Funded Projects

MapReduce++: Simplified Processing of Unstructured Data on Large Computing Clouds

Principal Investigator’s Organization (PIO):
Information Technology University, Lahore
Principal Investigator (PI):
Dr. Umar Saif
Project Details:
Start Date 05-Apr-2012
Duration 36 months
Budget PKR 23.73 million
Status On Going Project
Progress Report View Progress Report
Publications N/A
Thematic Area Telecommunication
Project Website
Executive Summary

The emergence of cloud computing is rapidly transforming processing techniques to support distributed platforms with large cluster sizes. With the announcement of Microsoft Azure, we are not only seeing a shift of internet scale services to cloud clusters, but also basic functionality of Operating Systems slowly becoming available on such distributed platforms.

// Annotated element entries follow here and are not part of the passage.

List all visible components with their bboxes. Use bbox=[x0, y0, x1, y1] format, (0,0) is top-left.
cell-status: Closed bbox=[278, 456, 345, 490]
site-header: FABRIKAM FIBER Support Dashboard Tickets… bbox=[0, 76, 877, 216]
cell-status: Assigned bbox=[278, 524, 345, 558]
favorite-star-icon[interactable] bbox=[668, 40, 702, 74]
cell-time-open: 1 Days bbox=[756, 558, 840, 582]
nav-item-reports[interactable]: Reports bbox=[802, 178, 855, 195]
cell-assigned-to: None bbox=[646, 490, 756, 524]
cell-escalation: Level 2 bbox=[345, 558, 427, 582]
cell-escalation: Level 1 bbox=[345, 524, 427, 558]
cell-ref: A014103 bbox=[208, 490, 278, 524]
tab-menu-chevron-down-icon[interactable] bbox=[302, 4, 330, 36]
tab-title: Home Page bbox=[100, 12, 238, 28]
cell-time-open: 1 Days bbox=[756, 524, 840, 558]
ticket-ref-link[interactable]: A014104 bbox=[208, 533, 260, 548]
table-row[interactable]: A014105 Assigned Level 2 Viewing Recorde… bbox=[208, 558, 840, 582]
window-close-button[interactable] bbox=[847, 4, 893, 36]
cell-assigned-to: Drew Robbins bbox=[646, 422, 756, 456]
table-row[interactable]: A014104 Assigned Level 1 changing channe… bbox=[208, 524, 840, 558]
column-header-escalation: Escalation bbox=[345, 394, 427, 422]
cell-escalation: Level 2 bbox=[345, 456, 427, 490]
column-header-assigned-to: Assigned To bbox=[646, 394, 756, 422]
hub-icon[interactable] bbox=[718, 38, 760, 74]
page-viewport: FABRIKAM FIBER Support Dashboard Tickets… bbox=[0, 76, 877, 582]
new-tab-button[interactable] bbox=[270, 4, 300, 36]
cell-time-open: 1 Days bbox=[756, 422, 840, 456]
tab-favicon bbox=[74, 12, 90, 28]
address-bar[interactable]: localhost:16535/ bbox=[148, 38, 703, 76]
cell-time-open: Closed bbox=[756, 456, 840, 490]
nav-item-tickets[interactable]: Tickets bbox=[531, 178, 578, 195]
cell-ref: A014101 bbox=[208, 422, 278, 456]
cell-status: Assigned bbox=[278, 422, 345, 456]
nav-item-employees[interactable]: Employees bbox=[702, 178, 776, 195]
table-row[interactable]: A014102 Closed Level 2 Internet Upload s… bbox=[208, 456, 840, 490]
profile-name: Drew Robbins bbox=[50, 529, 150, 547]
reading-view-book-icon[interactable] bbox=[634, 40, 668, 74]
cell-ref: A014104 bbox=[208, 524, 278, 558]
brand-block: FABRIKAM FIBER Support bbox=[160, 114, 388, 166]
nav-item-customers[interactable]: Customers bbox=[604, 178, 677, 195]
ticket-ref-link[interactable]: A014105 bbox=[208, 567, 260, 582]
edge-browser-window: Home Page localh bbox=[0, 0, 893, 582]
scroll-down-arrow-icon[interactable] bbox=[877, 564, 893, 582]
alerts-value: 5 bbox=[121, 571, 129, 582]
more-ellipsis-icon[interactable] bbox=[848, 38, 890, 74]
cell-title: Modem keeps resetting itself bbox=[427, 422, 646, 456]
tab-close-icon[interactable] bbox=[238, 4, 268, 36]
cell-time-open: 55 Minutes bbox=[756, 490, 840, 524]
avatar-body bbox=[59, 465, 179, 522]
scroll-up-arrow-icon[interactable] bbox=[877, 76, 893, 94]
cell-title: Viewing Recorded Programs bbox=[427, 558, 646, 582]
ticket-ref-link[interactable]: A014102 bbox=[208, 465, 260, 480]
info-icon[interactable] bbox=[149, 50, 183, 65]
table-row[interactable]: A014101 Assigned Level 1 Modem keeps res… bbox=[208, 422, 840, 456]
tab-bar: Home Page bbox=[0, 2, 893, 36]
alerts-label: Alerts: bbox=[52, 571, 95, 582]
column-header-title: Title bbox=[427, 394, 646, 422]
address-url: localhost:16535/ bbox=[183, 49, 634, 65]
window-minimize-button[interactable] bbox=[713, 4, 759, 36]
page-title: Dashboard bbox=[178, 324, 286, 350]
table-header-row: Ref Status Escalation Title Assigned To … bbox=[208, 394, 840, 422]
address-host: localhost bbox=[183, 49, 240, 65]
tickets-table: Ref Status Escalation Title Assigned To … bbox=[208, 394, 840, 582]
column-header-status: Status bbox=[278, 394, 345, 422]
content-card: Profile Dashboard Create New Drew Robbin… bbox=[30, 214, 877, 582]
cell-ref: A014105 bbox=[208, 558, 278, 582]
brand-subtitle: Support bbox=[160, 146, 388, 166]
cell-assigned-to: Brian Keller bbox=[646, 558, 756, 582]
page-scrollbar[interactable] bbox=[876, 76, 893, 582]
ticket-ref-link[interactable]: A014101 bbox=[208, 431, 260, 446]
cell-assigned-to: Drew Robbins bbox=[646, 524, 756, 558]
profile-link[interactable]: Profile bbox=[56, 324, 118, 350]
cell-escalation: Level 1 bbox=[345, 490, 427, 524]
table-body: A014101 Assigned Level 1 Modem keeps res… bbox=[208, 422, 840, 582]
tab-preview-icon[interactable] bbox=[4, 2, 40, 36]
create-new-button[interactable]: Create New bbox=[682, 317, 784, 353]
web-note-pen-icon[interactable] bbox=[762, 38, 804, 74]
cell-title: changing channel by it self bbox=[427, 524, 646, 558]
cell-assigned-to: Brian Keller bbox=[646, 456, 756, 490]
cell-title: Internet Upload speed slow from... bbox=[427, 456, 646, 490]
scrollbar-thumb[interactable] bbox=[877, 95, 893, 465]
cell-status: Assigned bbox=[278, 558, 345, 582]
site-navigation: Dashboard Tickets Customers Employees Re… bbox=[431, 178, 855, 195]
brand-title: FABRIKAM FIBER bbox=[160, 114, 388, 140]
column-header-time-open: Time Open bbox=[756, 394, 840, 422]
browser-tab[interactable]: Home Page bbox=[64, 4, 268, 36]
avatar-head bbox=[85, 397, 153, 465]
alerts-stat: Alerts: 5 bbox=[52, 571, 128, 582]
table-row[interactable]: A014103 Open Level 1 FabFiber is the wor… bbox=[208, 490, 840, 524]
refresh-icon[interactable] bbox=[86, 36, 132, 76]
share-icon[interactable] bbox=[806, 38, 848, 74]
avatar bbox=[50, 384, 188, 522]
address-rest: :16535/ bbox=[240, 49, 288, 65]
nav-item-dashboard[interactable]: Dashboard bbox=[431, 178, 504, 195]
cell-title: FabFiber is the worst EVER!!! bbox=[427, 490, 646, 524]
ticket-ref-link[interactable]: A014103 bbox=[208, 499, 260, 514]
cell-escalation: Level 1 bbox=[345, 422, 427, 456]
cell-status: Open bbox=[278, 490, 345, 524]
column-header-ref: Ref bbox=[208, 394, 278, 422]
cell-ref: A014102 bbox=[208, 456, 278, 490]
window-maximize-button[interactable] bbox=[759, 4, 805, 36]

This quantum shift in computation requires a distributed framework which consumers and the industry alike could use for large amounts of computation. Google’s seminal framework for computation, called MapReduce, provides an ideal base for such distributed processing. The framework has been used for years at Google for large computations, and, now, its open-source implementation finds wide use at many other companies like Facebook. Yet there are some hurdles in making it a feasible cloud computation framework. This project plans to solve and implement such issues in MapReduce, as identified in this proposal. The solutions will be implemented as part of an open-source plug-in for Hadoop (MapReduce’s Apache implementation) which could make it a viable choice as a cloud computational framework.Since cloud platforms are the next wave of change, the project also aims to train the local software industry for using such frameworks. Three workshops will be organized as part of the project to train IT professionals, educators and researchers from other universities to use MapReduce.